As crianças intuitivamente abraçam a criação, e a destruição, como parte natural da vida. Todos nós fomos crianças, abertos a magia do desconhecido que nos aguarda a cada esquina.

Como adultos, a maioria de nos trata de preservar o velho a todo custo, em uma tentativa em vão de proteger-nos da incerteza.
Nossa percepção do mundo está tão distorcida pelo sofrimento que não somos capazes de ver as coisas de uma forma nova ou abraçar a beleza do presente. Esta perda de inocência frustra continuamente a magia das nossas vidas. Nos vemos frágeis, vulneráveis e cheios de defeitos e debilidades, e tratamos de esconder nossa fragilidade dentro de uma falsa ilusão de controle.

Durante o inicio da infância, Já começamos a adotar os medos e restrições daqueles que nos rodeiam. Nos tornamos limitados, necessitados e dependentes do exterior e aprendemos os códigos de manipulação que devemos usar para receber o que queremos.
Aprendemos quais são as emoções apropriadas, e que respostas receberemos quando mostramos essas emoções. Em poucas palavras, aprendemos o que funciona para obtermos o que desejamos.

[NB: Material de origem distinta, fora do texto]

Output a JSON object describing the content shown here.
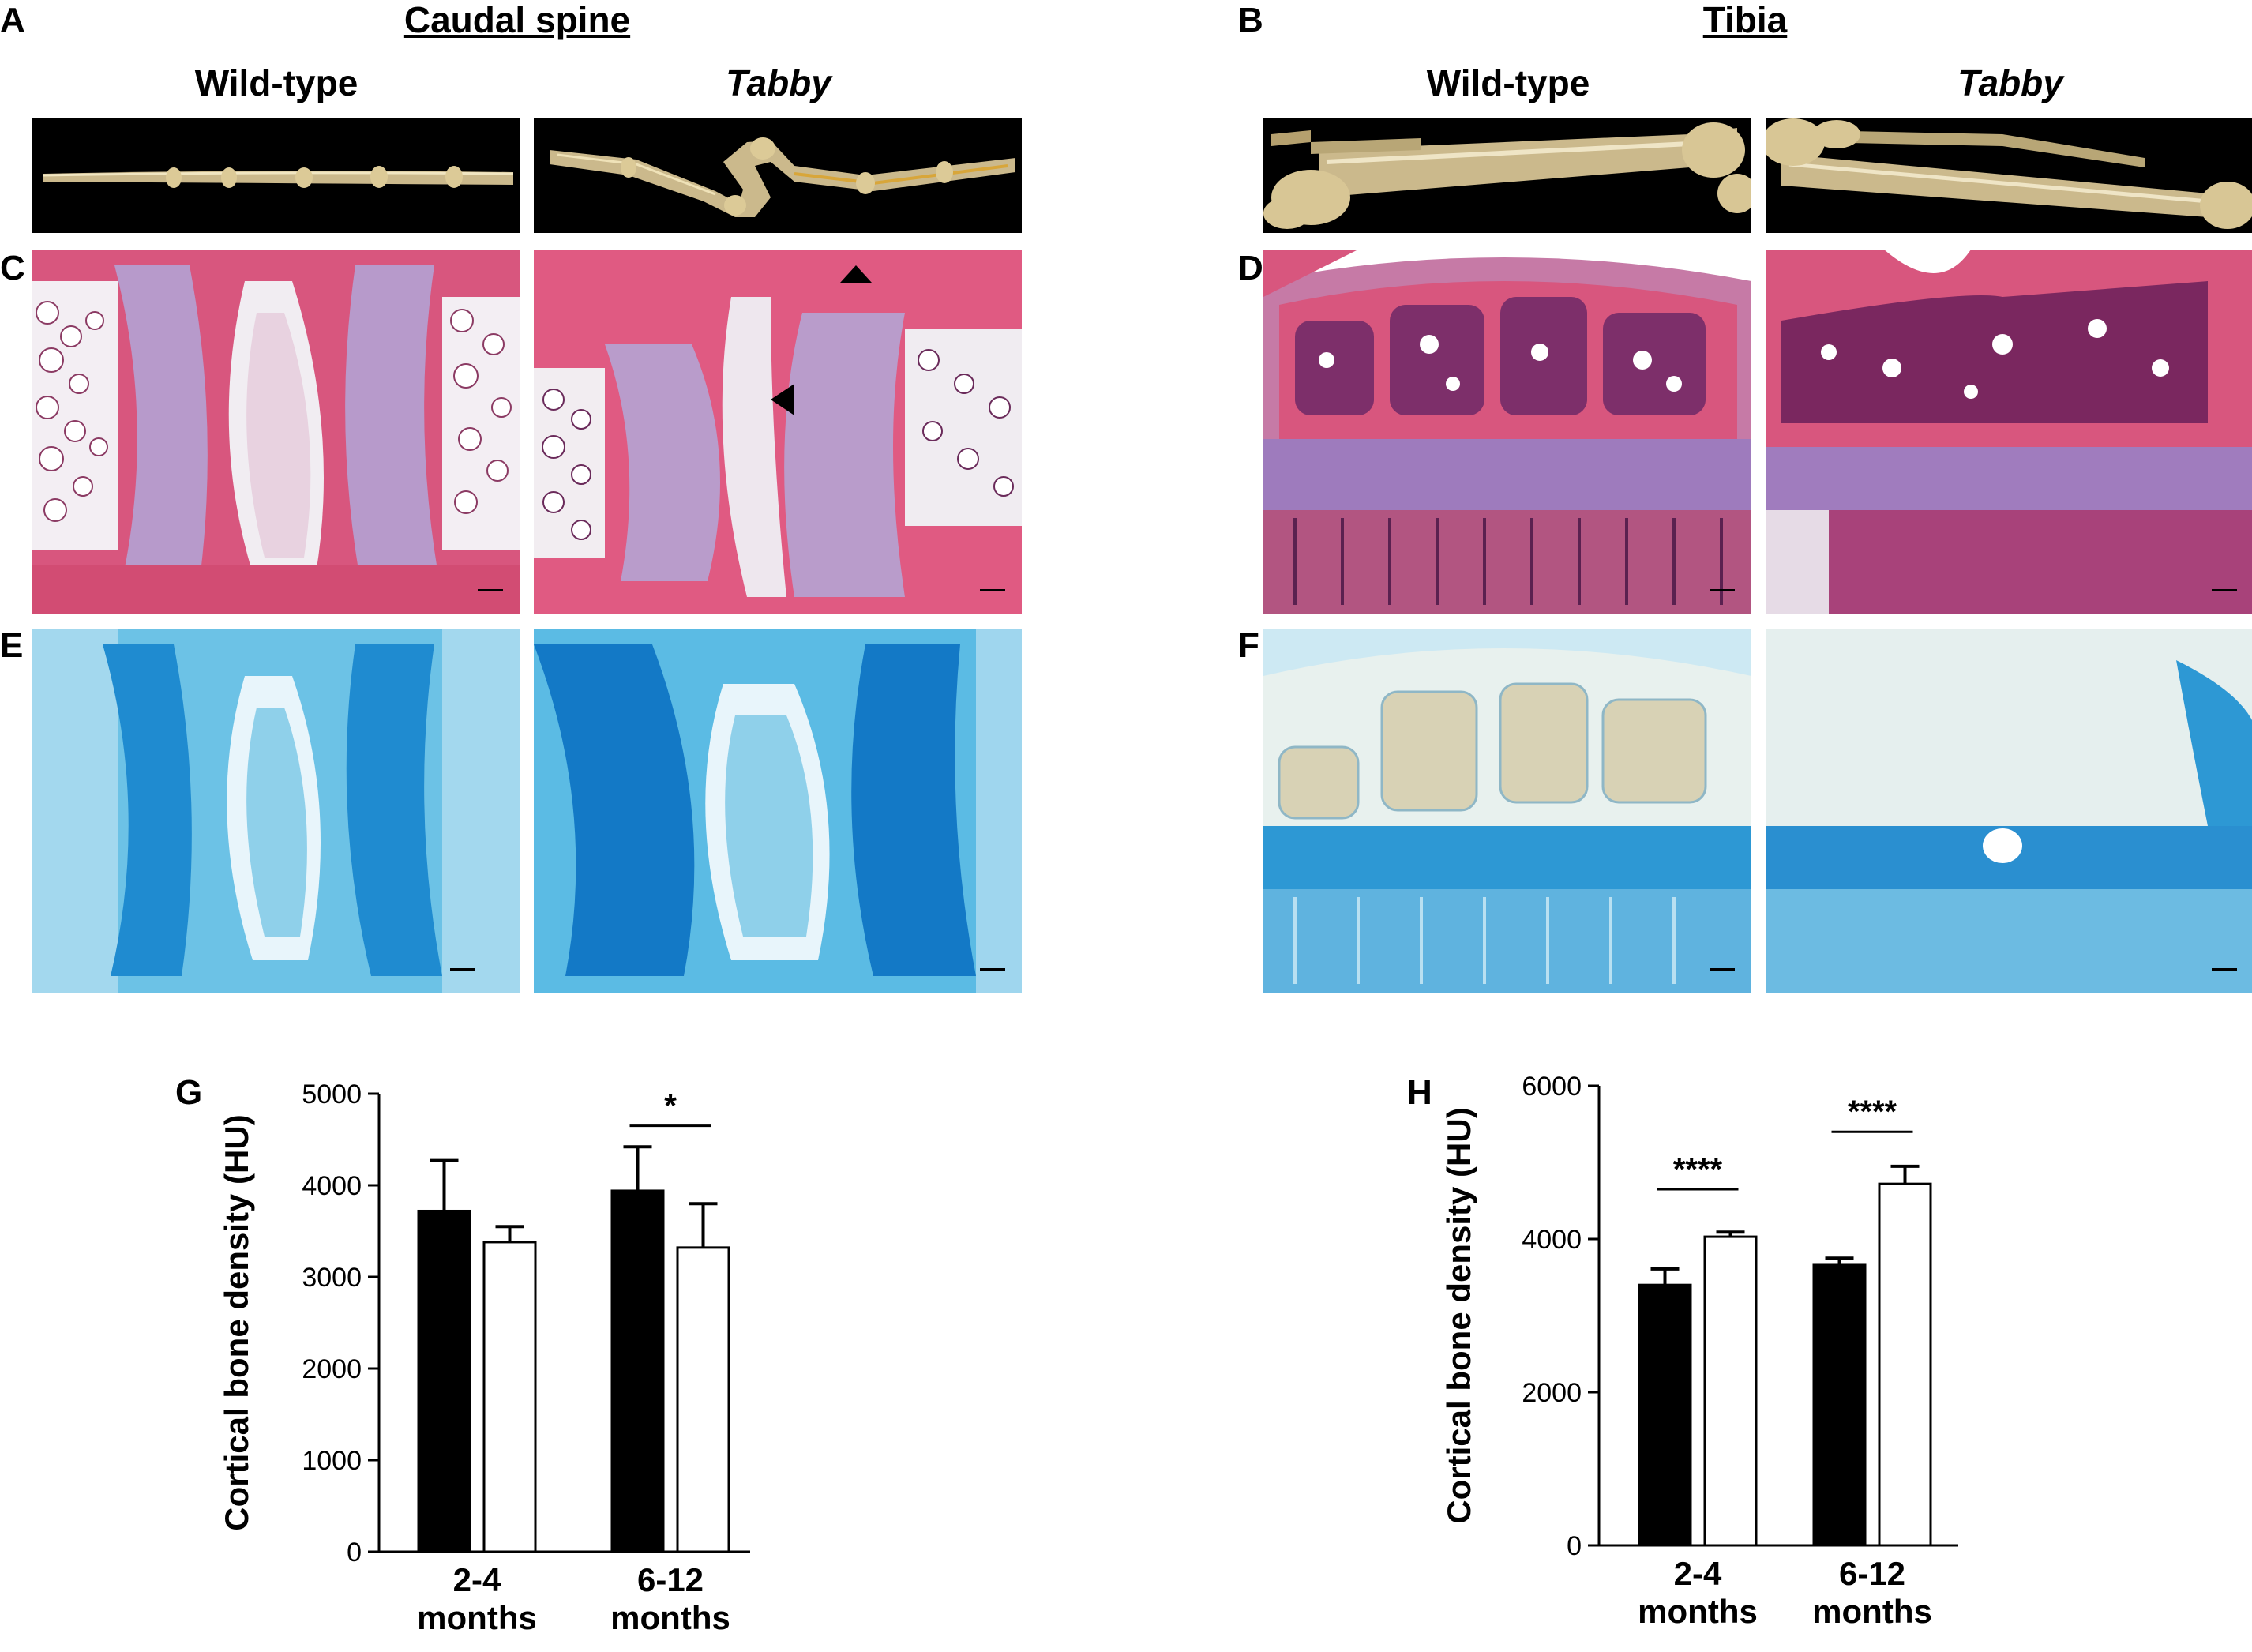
{
  "figure": {
    "letters": [
      "A",
      "B",
      "C",
      "D",
      "E",
      "F",
      "G",
      "H"
    ],
    "section_titles": {
      "left": "Caudal spine",
      "right": "Tibia"
    },
    "column_titles": {
      "wild_type": "Wild-type",
      "tabby": "Tabby"
    }
  },
  "colors": {
    "ct_bone": "#cbb98c",
    "he_pink": "#d8567e",
    "he_purple": "#7d4a9a",
    "alcian_blue": "#1e8fd0",
    "alcian_light": "#9fd6ee",
    "wild_type_bar": "#000000",
    "tabby_bar": "#ffffff"
  },
  "chart_data": [
    {
      "type": "bar",
      "panel": "G",
      "categories": [
        "2-4\nmonths",
        "6-12\nmonths"
      ],
      "category_lines": [
        [
          "2-4",
          "months"
        ],
        [
          "6-12",
          "months"
        ]
      ],
      "series": [
        {
          "values": [
            3720,
            3940
          ],
          "errors": [
            550,
            480
          ],
          "fill": "#000000"
        },
        {
          "values": [
            3380,
            3320
          ],
          "errors": [
            170,
            480
          ],
          "fill": "#ffffff"
        }
      ],
      "ylabel": "Cortical bone density (HU)",
      "ylim": [
        0,
        5000
      ],
      "yticks": [
        0,
        1000,
        2000,
        3000,
        4000,
        5000
      ],
      "ytick_labels": [
        "0",
        "1000",
        "2000",
        "3000",
        "4000",
        "5000"
      ],
      "significance": [
        {
          "category_index": 1,
          "label": "*",
          "y": 4650
        }
      ]
    },
    {
      "type": "bar",
      "panel": "H",
      "categories": [
        "2-4\nmonths",
        "6-12\nmonths"
      ],
      "category_lines": [
        [
          "2-4",
          "months"
        ],
        [
          "6-12",
          "months"
        ]
      ],
      "series": [
        {
          "values": [
            3400,
            3660
          ],
          "errors": [
            210,
            90
          ],
          "fill": "#000000"
        },
        {
          "values": [
            4030,
            4720
          ],
          "errors": [
            60,
            230
          ],
          "fill": "#ffffff"
        }
      ],
      "ylabel": "Cortical bone density (HU)",
      "ylim": [
        0,
        6000
      ],
      "yticks": [
        0,
        2000,
        4000,
        6000
      ],
      "ytick_labels": [
        "0",
        "2000",
        "4000",
        "6000"
      ],
      "significance": [
        {
          "category_index": 0,
          "label": "****",
          "y": 4650
        },
        {
          "category_index": 1,
          "label": "****",
          "y": 5400
        }
      ]
    }
  ]
}
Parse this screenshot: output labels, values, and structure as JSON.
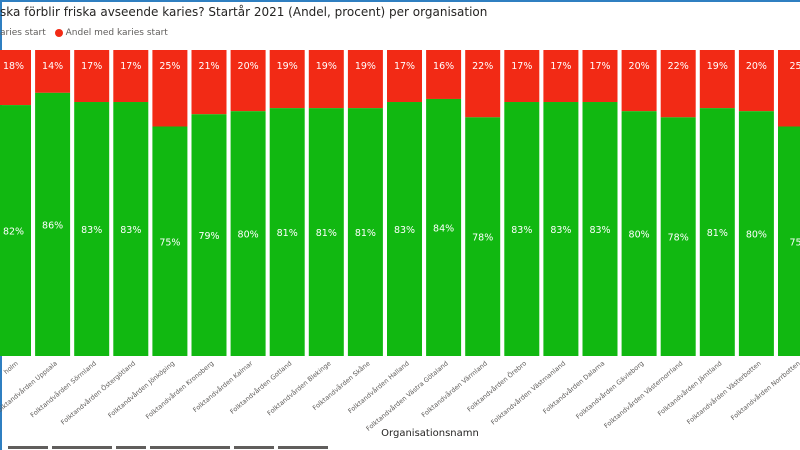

A medida que crescemos continuamos com esses comportamentos na escola. Aprendemos quando mentir e quando dizer a verdade, o que temos que esconder, o que dizer, o que é apropriado, o que é cortês, o que deveríamos gostar, em quem devemos votar… resumindo, aprendemos como satisfazer aos demais para obter o que queremos. Então, temos a “boa” menina ou o “bom” menino, e o rebelde ou menino selvagem. Não importa qual dessas identidades adotamos, todos estamos implorando por amor e a aprovação do mundo exterior.

O único que pode completar nosso coração humano é o amor-consciência, e nós o temos abandonado. Quando estamos ancorados nessa experiência, automaticamente encontramos plenitude. Descobrimos uma paz e uma alegria interna que nunca mudam e estão sempre presentes, nos chamando de volta à casa. Quando experimentamos essa plenitude interna, liberamos nossas ideias referentes ao que necessitamos para sermos felizes. Quando deixamos de acreditar no que nos diz nosso intelecto sobre como devem aparentar as coisas, redescobrimos a magia do desconhecido. E nesse momento nos encontramos em pé em um quarto sem paredes, com nossos corações abertos a receber a abundância do universo. Finalmente temos o tesouro mais imenso de todos: sermos livres do medo e percebermos com inocência a perfeição de tudo.